You cannot legally be refused dental treatment because of your HIV status, but finding dental care can be difficult depending on your financial resources, insurance coverage, and where you live. Asking your health care provider or HIV specialist for suggestions on where to find dental care in your area is a great place to start. Options for people with fixed incomes and/or no insurance are limited, but they do exist:
Federal Ryan White CARE Act-funded dental clinics: These clinics may be able to provide low- or no-cost dental care; however there may be a waiting list. These dentists are generally experts in the dental care of persons with HIV. To find one, go to:
Dental schools: Some cities have dental schools or dental hygiene schools that provide good quality care at reduced rates. Check for a program near you at:
Public health or community-based primary care clinics: Clinics provide treatment at either a reduced rate or free of charge.
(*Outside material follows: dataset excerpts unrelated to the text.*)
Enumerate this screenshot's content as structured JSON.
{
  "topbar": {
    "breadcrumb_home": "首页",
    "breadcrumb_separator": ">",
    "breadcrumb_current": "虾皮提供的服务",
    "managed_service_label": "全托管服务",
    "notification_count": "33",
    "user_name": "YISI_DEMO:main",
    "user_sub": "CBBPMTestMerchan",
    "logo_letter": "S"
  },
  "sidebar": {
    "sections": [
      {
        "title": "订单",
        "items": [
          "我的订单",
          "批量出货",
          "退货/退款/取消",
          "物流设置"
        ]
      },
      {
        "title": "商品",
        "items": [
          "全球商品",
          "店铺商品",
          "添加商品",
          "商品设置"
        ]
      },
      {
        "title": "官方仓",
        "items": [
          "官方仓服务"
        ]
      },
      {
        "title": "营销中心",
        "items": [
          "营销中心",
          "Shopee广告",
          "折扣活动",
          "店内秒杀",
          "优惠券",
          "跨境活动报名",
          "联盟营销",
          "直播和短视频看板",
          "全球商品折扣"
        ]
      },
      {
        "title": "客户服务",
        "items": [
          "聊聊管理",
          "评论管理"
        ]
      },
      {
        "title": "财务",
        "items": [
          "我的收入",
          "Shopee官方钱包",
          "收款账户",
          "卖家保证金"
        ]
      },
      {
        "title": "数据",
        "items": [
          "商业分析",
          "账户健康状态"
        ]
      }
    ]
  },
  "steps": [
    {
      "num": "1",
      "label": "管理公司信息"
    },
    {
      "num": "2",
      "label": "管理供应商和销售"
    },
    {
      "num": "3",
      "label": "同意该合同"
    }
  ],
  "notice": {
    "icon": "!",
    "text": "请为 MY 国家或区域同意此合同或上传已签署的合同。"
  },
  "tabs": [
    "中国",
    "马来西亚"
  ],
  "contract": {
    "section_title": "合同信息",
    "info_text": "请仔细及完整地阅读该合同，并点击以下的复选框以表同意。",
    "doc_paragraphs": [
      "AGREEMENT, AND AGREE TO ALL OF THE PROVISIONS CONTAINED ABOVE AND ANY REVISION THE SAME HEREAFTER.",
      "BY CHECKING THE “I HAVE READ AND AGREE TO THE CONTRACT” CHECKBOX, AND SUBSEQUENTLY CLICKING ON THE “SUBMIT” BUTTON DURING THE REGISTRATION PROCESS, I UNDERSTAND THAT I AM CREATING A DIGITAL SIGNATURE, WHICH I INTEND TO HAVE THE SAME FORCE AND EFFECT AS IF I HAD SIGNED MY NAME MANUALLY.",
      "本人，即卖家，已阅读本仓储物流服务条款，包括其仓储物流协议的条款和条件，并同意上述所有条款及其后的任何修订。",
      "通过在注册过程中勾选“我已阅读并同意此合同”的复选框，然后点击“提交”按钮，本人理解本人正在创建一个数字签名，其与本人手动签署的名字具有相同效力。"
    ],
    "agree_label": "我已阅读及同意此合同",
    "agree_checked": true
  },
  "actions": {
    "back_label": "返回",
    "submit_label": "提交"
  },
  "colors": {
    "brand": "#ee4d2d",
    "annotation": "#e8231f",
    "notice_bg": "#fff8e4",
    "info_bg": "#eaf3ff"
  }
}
Call your local Department of Health office to find a clinic or check the U.S. Department of Health and Human Services website service locator at http://locator.aids.gov/
Because of the increased risk for oral problems, it is especially important for people living with HIV to take good care of their mouths. Proper dental care is needed to keep teeth and gums healthy. Basic guidelines for good oral health suggest that you:
- Develop a good home care routine -- brush two to three times daily and floss once a day (preferably at night)
- Use a toothpaste or mouthwash that contains fluoride
- See the dentist every six months
- Avoid smoking and street drugs
- Eat a healthy diet
Most common oral conditions linked with HIV can be treated. If you notice any problems, it is important to talk with your health care provider or dentist about what treatment might work for you. Remember, with the right treatment, your mouth can feel better. And that is a very important step toward living well with HIV.